软件包 yum-utils-4.0.21-11.el8.noarch 已安装。
依赖关系解决。
============================================================================================================================================
软件包 架构 版本 仓库 大小
============================================================================================================================================
升级:
dnf-plugins-core noarch 4.0.21-16.el8 baseos 75 k
python3-dnf-plugins-core noarch 4.0.21-16.el8 baseos 258 k
yum-utils noarch 4.0.21-16.el8 baseos 74 k
事务概要
============================================================================================================================================
升级 3 软件包
总下载:407 k
确定吗?[y/N]: y
下载软件包:
(1/3): yum-utils-4.0.21-16.el8.noarch.rpm 54 kB/s | 74 kB 00:01
(2/3): dnf-plugins-core-4.0.21-16.el8.noarch.rpm 44 kB/s | 75 kB 00:01
(3/3): python3-dnf-plugins-core-4.0.21-16.el8.noarch.rpm 60 kB/s | 258 kB 00:04
--------------------------------------------------------------------------------------------------------------------------------------------
总计 84 kB/s | 407 kB 00:04
CentOS Stream 8 - BaseOS 1.6 MB/s | 1.6 kB 00:00
导入 GPG 公钥 0x8483C65D:
Userid: "CentOS (CentOS Official Signing Key) <security@centos.org>"

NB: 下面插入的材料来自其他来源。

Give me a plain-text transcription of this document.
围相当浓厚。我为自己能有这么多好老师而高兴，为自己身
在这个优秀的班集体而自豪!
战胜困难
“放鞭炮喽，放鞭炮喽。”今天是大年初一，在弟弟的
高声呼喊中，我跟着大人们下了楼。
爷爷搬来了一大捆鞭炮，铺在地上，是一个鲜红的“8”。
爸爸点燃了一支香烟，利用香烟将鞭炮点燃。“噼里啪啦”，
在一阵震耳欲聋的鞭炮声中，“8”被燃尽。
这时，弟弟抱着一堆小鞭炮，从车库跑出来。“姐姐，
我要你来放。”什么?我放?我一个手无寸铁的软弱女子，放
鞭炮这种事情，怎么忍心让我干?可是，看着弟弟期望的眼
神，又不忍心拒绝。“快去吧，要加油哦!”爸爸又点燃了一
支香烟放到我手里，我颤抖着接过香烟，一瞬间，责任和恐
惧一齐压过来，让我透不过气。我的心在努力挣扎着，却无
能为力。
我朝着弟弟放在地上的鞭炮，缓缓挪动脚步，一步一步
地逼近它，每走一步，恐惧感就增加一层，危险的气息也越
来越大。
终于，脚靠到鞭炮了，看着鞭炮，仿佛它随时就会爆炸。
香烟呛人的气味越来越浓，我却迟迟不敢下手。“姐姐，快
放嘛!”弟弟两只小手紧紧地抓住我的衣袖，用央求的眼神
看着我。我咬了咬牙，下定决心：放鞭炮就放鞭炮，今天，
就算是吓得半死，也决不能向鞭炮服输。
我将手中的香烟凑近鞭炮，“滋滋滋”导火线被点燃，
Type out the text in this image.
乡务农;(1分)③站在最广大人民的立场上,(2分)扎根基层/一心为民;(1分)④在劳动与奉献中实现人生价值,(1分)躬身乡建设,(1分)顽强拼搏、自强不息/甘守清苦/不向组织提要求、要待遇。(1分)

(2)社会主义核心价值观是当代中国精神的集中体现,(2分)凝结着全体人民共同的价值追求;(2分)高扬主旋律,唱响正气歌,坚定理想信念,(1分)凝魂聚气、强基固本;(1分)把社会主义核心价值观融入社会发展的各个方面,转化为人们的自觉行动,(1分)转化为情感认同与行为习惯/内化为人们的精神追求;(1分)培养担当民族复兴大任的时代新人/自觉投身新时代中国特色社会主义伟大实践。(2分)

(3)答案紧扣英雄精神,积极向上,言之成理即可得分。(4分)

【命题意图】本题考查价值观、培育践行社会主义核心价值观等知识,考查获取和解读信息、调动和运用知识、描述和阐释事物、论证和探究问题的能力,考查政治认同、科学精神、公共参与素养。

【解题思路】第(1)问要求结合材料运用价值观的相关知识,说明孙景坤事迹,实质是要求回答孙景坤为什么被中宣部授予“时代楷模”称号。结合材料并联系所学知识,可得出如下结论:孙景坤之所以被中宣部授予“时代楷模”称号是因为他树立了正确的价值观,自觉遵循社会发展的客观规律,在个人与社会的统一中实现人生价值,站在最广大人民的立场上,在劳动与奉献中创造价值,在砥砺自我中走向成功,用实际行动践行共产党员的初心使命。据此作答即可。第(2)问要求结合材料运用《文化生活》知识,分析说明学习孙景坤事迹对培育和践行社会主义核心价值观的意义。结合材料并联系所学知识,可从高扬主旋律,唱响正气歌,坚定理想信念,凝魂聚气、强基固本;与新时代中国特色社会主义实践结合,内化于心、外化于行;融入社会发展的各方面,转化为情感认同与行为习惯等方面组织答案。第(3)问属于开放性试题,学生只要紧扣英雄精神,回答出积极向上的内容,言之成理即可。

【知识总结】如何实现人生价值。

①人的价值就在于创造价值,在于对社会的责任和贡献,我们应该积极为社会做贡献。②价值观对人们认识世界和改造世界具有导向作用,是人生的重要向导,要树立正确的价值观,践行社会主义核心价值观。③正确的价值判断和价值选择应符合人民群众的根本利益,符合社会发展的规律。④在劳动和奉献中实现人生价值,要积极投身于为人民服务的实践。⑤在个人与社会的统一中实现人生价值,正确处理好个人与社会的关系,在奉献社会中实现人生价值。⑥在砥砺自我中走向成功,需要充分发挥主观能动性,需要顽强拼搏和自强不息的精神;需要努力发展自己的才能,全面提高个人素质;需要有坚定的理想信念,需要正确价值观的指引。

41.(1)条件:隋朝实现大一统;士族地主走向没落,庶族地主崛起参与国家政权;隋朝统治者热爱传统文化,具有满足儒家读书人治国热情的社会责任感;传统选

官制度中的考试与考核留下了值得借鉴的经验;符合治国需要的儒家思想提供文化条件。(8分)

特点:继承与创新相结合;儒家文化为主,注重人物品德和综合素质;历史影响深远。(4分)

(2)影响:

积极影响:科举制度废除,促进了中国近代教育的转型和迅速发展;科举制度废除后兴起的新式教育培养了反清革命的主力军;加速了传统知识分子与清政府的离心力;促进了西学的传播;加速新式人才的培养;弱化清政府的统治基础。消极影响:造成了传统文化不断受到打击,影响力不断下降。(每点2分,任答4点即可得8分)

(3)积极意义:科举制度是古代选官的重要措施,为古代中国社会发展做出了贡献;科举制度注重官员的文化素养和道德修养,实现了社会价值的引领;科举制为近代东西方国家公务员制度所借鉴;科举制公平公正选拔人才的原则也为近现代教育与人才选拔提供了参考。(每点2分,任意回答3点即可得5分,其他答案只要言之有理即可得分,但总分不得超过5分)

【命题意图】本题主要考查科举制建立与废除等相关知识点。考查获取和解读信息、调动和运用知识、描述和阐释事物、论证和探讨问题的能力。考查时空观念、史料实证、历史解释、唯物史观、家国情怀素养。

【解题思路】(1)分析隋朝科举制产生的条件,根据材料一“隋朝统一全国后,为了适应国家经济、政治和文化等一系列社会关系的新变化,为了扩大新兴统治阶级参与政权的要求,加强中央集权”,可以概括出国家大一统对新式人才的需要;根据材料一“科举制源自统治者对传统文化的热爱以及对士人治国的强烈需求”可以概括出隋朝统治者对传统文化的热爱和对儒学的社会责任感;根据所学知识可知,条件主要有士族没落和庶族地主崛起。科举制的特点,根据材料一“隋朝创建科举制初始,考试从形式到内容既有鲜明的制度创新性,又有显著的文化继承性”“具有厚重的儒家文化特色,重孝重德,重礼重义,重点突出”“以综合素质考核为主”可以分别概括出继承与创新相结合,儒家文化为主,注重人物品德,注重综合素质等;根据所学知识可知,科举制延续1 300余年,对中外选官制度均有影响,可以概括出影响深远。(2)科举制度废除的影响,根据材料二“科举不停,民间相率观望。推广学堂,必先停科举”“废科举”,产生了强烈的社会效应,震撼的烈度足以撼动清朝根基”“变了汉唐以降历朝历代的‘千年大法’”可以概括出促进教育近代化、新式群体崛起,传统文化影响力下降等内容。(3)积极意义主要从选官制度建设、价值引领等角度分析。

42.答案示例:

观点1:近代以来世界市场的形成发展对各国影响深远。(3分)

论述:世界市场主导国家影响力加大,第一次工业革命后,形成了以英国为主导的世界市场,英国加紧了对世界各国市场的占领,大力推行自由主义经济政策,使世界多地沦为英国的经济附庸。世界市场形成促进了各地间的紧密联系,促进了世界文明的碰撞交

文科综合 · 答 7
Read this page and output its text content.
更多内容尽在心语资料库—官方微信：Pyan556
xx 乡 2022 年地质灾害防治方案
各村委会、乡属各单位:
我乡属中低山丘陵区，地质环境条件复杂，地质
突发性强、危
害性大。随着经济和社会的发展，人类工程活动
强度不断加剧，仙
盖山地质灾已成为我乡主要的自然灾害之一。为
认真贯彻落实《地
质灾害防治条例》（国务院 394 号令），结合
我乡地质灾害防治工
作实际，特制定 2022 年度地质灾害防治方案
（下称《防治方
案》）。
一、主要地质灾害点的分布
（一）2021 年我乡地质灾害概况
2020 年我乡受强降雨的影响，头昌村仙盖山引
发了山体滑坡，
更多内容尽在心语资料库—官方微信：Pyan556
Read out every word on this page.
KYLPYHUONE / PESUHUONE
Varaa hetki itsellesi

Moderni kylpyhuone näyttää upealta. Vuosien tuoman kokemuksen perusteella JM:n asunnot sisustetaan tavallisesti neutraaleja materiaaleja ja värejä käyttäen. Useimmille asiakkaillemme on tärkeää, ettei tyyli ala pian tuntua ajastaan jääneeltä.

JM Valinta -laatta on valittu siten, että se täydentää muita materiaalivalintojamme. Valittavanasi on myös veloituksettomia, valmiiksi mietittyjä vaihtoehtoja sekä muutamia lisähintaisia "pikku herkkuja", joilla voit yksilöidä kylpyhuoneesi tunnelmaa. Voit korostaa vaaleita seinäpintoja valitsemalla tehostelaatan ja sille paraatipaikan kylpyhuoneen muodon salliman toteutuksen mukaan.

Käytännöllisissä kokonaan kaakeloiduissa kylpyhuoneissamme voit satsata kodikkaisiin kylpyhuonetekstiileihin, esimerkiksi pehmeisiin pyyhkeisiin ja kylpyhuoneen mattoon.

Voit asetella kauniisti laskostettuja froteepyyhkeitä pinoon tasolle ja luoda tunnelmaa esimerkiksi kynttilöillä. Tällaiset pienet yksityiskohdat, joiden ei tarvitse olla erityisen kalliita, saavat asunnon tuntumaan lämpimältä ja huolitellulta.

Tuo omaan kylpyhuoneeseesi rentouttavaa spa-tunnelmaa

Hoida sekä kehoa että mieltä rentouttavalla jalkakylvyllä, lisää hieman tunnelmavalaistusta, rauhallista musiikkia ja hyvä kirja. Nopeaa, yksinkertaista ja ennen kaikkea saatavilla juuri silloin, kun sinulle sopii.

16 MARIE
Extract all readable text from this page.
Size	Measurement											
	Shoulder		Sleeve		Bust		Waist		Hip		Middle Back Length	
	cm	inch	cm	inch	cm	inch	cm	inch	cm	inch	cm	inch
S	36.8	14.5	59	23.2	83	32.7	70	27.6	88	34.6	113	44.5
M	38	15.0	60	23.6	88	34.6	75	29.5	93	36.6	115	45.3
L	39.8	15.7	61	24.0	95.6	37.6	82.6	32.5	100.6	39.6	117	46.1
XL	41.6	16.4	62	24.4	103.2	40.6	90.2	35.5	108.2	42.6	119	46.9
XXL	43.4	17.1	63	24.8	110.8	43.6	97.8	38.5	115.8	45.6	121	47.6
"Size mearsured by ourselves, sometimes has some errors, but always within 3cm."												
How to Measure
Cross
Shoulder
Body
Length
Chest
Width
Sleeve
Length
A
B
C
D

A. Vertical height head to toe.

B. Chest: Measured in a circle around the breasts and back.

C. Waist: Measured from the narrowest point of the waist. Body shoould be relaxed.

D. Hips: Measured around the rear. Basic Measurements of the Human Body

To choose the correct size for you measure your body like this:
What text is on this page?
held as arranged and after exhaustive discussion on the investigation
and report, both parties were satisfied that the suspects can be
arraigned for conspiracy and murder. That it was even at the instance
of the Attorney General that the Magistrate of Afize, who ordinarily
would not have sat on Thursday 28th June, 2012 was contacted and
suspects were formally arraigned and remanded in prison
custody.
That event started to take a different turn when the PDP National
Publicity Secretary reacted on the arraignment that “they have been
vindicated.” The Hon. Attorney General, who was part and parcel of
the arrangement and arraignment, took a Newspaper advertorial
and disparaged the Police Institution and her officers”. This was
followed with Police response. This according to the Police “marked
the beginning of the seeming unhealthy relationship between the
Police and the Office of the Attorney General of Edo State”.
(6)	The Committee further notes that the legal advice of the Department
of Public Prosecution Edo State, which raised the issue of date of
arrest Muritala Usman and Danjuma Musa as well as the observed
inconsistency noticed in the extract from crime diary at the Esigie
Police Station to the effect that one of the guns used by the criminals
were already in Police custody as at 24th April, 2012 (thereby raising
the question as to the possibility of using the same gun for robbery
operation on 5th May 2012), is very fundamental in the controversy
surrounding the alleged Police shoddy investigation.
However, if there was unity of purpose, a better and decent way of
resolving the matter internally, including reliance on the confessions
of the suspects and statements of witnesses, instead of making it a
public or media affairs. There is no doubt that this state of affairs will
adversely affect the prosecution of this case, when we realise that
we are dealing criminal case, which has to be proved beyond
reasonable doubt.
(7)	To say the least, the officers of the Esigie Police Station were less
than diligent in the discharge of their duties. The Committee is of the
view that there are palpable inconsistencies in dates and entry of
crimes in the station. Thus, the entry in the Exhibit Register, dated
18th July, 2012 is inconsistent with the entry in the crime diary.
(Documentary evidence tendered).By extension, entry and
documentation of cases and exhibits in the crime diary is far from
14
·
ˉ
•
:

指纹: 99DB 70FA E1D7 CE22 7FB6 4882 05B5 55B3 8483 C65D
来自: /etc/pki/rpm-gpg/RPM-GPG-KEY-centosofficial
确定吗?[y/N]: y
导入公钥成功
运行事务检查
事务检查成功。
运行事务测试
事务测试成功。
运行事务
准备中 : 1/1
升级 : python3-dnf-plugins-core-4.0.21-16.el8.noarch 1/6
……………………
运行脚本: python3-dnf-plugins-core-4.0.21-11.el8.noarch 6/6
验证 : dnf-plugins-core-4.0.21-16.el8.noarch 1/6
………………
验证 : yum-utils-4.0.21-11.el8.noarch 6/6
已升级:
dnf-plugins-core-4.0.21-16.el8.noarch python3-dnf-plugins-core-4.0.21-16.el8.noarch yum-utils-4.0.21-16.el8.noarch
完毕!
[root@pig yum.repos.d]#
然后使用yum-config-manager命令添加repo库:
[root@pig yum.repos.d]# ls
CentOS-Stream-AppStream.repo CentOS-Stream-HighAvailability.repo CentOS-Stream-ResilientStorage.repo epel-testing-modular.repo
CentOS-Stream-BaseOS.repo CentOS-Stream-Media.repo CentOS-Stream-Sources.repo epel-testing.repo
CentOS-Stream-Debuginfo.repo CentOS-Stream-NFV.repo epel-modular.repo old
CentOS-Stream-Extras-common.repo CentOS-Stream-PowerTools.repo epel-playground.repo
CentOS-Stream-Extras.repo CentOS-Stream-RealTime.repo epel.repo
[root@pig yum.repos.d]# yum-config-manager --add-repo https://packages.clickhouse.com/rpm/clickhouse.repo
添加仓库自:https://packages.clickhouse.com/rpm/clickhouse.repo
[root@pig yum.repos.d]# ls
CentOS-Stream-AppStream.repo CentOS-Stream-HighAvailability.repo CentOS-Stream-ResilientStorage.repo epel.repo
CentOS-Stream-BaseOS.repo CentOS-Stream-Media.repo CentOS-Stream-Sources.repo epel-testing-modular.repo
CentOS-Stream-Debuginfo.repo CentOS-Stream-NFV.repo clickhouse.repo epel-testing.repo
CentOS-Stream-Extras-common.repo CentOS-Stream-PowerTools.repo epel-modular.repo old
CentOS-Stream-Extras.repo CentOS-Stream-RealTime.repo epel-playground.repo
[root@pig yum.repos.d]#
可以看到,执行完毕后,yum.repo.d目录下出现了clickhouse.repo文件,其中记录了repo的baseurl和密钥url地址。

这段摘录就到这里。